When I think of Dorothy Day, I immediately connect her life and work to Jesus’ words, “as you did it to one of the least of these who are members of my family, you did it to me” (Matthew 25:40). She welcomed the stranger and showed compassion to those in need in ways that continue to inspire and instruct us today. 
And of course, the only place we can do this is here-and-now. Dorothy Day’s diaries and letters are filled with one example after another confirming in spades that she lived her life this way. She once described her meditation as taking place “here, there, and everywhere–at the kitchen table, on the train, on the ferry, on my way to and from appointments, and even while making supper or putting Teresa to bed.” 
Everything she referred to is a present-moment experience. And in many ways, her statement summarizes everything we are attempting to say and emulate about here-and-now living.
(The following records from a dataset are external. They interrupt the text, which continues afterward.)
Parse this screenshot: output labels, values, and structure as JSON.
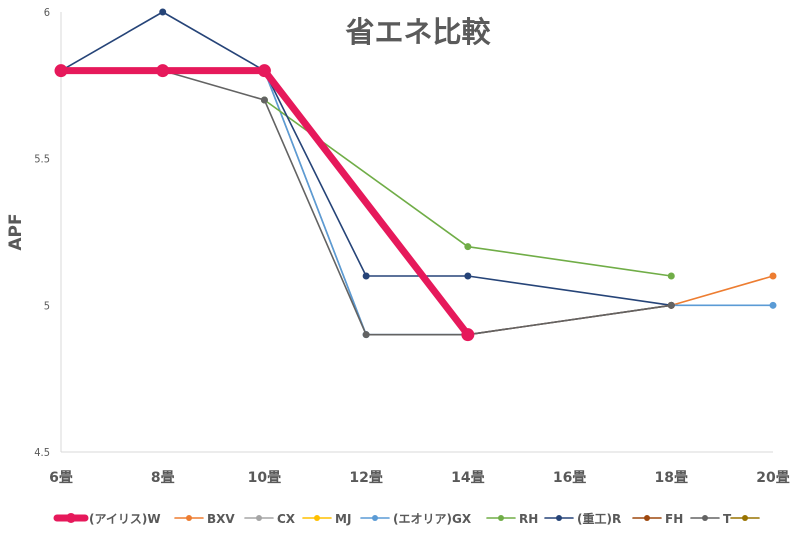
{
  "chart_data": {
    "type": "line",
    "title": "省エネ比較",
    "ylabel": "APF",
    "xlabel": "",
    "categories": [
      "6畳",
      "8畳",
      "10畳",
      "12畳",
      "14畳",
      "16畳",
      "18畳",
      "20畳"
    ],
    "y_tick_labels": [
      "4.5",
      "5",
      "5.5",
      "6"
    ],
    "y_tick_values": [
      4.5,
      5.0,
      5.5,
      6.0
    ],
    "ylim": [
      4.5,
      6.0
    ],
    "grid": false,
    "legend_position": "bottom",
    "series": [
      {
        "name": "(アイリス)W",
        "color": "#e6195b",
        "values": [
          5.8,
          5.8,
          5.8,
          null,
          4.9,
          null,
          null,
          null
        ],
        "emphasis": true
      },
      {
        "name": "BXV",
        "color": "#ed7d31",
        "values": [
          null,
          null,
          null,
          null,
          null,
          null,
          5.0,
          5.1
        ]
      },
      {
        "name": "CX",
        "color": "#a5a5a5",
        "values": [
          5.8,
          5.8,
          5.8,
          4.9,
          4.9,
          null,
          null,
          null
        ]
      },
      {
        "name": "MJ",
        "color": "#ffc000",
        "values": [
          null,
          null,
          null,
          null,
          null,
          null,
          null,
          null
        ]
      },
      {
        "name": "(エオリア)GX",
        "color": "#5b9bd5",
        "values": [
          null,
          null,
          5.8,
          4.9,
          4.9,
          null,
          5.0,
          5.0
        ]
      },
      {
        "name": "RH",
        "color": "#70ad47",
        "values": [
          null,
          null,
          5.7,
          null,
          5.2,
          null,
          5.1,
          null
        ]
      },
      {
        "name": "(重工)R",
        "color": "#264478",
        "values": [
          5.8,
          6.0,
          5.8,
          5.1,
          5.1,
          null,
          5.0,
          null
        ]
      },
      {
        "name": "FH",
        "color": "#9e480e",
        "values": [
          null,
          null,
          null,
          null,
          4.9,
          null,
          5.0,
          null
        ]
      },
      {
        "name": "T",
        "color": "#636363",
        "values": [
          5.8,
          5.8,
          5.7,
          4.9,
          4.9,
          null,
          5.0,
          null
        ]
      },
      {
        "name": "",
        "color": "#997300",
        "values": [
          null,
          null,
          null,
          null,
          null,
          null,
          null,
          null
        ]
      }
    ]
  }
}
Dorothy Day recognized the sacredness of each moment, seeing it as an invitation to penetrate the surface and discover God present and active in all people and things.
This is present-moment mysticism; that is “having eyes to see and ears to hear” in ways that keeps the flame of love burning in our heart and moves us into a loving engagement with all of life. As with everyone else we are looking at in this series (and anyone else, for that matter), the forms and practiced Dorothy used may or may not be the ones God calls us to use. But the intention to live here-and-now will be the lens for seeing that every moment is a God moment, and that we live in each moment as participants, not observers.
 Her autobiography, ‘The Long Loneliness’ (Harper & Row, 1952) enables us to see all this directly from her own words.
 Michael Garvey, ed., ‘Dorothy Day: Selections from Her Writings’ (Templegate Publishers, 1966), 15.